A new health scare concerning bioflavonoids is raging in Italy, and it's something that could soon be hitting a health store near you if the regulators of the European Union have anything to do with it.
The Italian government is warning pregnant women not to take supplements that contain bioflavonoids. They could cause severe disease in a child's first year if he was exposed to them in the womb, says the warning that now appears on the labels of all supplements that contain bioflavonoiods.

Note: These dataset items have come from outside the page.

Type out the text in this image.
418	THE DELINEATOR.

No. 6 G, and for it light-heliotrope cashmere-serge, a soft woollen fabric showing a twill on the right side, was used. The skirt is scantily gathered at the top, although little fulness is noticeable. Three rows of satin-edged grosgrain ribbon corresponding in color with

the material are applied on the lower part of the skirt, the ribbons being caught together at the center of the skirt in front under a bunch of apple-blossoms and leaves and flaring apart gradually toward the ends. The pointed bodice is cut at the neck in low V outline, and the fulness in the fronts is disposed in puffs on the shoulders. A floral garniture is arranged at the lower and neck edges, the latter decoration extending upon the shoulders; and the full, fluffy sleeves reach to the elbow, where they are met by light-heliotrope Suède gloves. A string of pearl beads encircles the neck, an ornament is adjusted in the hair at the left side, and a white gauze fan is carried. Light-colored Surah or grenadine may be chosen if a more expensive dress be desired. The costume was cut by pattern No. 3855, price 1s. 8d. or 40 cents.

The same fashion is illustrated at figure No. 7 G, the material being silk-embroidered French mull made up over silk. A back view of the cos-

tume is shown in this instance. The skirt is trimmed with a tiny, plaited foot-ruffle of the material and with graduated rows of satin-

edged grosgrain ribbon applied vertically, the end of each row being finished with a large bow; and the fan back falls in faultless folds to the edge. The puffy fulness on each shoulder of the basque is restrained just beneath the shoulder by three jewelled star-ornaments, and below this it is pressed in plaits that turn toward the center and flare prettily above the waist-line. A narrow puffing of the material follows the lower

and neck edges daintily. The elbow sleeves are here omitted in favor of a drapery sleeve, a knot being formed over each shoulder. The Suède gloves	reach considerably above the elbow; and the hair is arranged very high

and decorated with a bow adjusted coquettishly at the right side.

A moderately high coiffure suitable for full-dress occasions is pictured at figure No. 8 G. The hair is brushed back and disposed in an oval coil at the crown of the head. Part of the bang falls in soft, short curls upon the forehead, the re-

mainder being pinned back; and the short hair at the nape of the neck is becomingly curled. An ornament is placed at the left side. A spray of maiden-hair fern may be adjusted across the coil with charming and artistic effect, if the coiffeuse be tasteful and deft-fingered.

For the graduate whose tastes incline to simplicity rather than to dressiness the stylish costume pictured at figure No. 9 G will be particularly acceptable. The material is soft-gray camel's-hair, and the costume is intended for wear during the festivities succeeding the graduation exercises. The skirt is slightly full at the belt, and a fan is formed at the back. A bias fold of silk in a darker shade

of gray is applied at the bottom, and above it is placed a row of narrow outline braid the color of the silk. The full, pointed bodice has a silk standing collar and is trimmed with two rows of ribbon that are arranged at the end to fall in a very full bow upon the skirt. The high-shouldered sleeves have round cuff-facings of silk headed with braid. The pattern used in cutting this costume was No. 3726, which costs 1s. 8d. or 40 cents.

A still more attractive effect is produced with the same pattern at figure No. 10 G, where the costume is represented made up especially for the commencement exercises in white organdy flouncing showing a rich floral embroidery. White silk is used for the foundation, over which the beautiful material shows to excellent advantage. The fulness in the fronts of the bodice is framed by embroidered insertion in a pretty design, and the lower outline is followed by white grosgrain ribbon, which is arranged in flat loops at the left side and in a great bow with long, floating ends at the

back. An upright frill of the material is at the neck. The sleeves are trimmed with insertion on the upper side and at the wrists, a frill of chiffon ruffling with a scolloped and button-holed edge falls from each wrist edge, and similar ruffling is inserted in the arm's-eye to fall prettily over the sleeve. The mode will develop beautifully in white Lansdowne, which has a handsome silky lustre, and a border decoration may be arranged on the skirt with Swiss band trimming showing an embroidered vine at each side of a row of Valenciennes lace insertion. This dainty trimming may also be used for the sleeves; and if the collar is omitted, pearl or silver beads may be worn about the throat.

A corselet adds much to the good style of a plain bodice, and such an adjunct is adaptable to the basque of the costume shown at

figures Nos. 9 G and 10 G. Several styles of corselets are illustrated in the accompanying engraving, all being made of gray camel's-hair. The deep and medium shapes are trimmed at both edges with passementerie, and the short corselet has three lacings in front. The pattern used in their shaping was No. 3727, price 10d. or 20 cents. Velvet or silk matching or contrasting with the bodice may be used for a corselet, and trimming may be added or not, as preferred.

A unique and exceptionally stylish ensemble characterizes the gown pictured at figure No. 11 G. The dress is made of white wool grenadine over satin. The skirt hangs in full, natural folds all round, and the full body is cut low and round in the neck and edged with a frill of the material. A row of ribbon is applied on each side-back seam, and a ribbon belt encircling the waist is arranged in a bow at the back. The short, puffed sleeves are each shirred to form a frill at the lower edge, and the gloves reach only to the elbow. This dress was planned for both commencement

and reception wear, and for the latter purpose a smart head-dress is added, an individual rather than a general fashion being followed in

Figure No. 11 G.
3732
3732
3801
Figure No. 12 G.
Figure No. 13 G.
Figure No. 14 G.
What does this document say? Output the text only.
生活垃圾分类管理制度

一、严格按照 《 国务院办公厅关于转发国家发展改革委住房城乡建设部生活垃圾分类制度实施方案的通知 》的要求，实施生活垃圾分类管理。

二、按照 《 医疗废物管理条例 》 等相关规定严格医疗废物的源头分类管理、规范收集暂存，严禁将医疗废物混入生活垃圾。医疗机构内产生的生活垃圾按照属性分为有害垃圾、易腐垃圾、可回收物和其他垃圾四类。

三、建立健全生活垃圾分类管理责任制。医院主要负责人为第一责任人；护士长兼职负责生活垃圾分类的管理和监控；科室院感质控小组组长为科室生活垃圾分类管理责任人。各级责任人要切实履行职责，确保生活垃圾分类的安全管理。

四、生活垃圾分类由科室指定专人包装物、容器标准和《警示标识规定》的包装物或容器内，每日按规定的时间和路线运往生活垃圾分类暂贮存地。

The Italian government acted after several studies suspected a link between dietary flavonoids and infant leukemia in particular.
It's certainly had an impact. Women in Italy have stopped taking the supplements when pregnant, which means they are also depriving themselves of other helpful ingredients such as folic acid, proteins and minerals.
So were the Italian authorities right to issue the warning? A closer reading of the studies suggests not. The association is very questionable, and is certainly not good science. In fact, the converse may be true: there's much more evidence to suggest that dietary bioflavonoids protect against cancer because of their antioxidant properties.
Supplements may also be an unnecessary target. The average Mediterranean, and Italian, diet contains more than 2000 mg of bioflavonoids a day, whereas a supplement delivers just 60 mg daily. At worst, it suggests that supplements are unnecessary, but certainly not dangerous to the unborn child. We hope the EU regulators are listening.